LUANDA, Angola, Dec. 21 (MNA) -- OPEC’s secretary general says there is a consensus among members of the oil-producing organization not to adjust its production targets when it meets tomorrow.


OPEC Secretary General Abdalla Salem el-Badri also says any potential change in 2010 is “not on our radar” for now, AP reported.


When asked about Tuesday’s meeting, el-Badri told reporters “There is a consensus that there is no change.”


The 12-member Organization of the Petroleum Exporting Countries is meeting in the Angolan capital, Luanda. Several member countries have said the group doesn’t plan to change oil production targets that were put in place a year ago.
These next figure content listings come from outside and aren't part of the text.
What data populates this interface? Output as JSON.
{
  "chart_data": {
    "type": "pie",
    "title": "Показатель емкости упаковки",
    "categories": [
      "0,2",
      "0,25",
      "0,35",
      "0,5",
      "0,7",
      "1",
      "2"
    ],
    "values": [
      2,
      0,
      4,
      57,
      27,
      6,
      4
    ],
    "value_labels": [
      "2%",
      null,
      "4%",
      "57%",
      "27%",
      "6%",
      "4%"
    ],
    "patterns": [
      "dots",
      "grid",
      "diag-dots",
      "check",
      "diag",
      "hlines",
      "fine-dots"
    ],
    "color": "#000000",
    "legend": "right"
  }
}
Kuwaiti Oil Minister Sheikh Ahmad Abdullah Al Sabah and Iranian Oil Minister Masoud Mirkazemi will not be attending the meeting.


The delegations from each country will instead be represented by their OPEC governors, delegates said as they arrived in the Angolan capital.


Indonesia may rejoin OPEC


Indonesia could rejoin the Organization of the Petroleum Exporting Countries if its oil production were to exceed consumption again, Dow Jones quoted Evita Legowo, director general of oil and gas at the Energy and Mineral Resources Ministry of Indonesia on Sunday.


The country so far this year has been producing an average of 960,000 barrels of crude a day, which it hopes to increase to 965,000 barrels a day next year, Legowo told Dow Jones.


Indonesia, which withdrew from OPEC in January amid declining output from its aging fields, is in Luanda as an observer for OPEC’s meeting on Tuesday.


Indonesia produced 978,000 barrels a day of crude oil a day in 2008, down from a peak of 1.6 million barrels a day in 1995.


The country’s government has a target to boost oil output to 1.1 million barrels a day by 2015 as some smaller discoveries will come on stream, Legowo said. There haven’t been any large oil discoveries in Indonesia lately.


Indonesia wants to reign in its oil consumption by bringing the use of biofuels in its energy mix to 5 percent in 2025, the use of geothermal energy to also 5 percent, and the use of other renewable energies to another 5 percent, she added.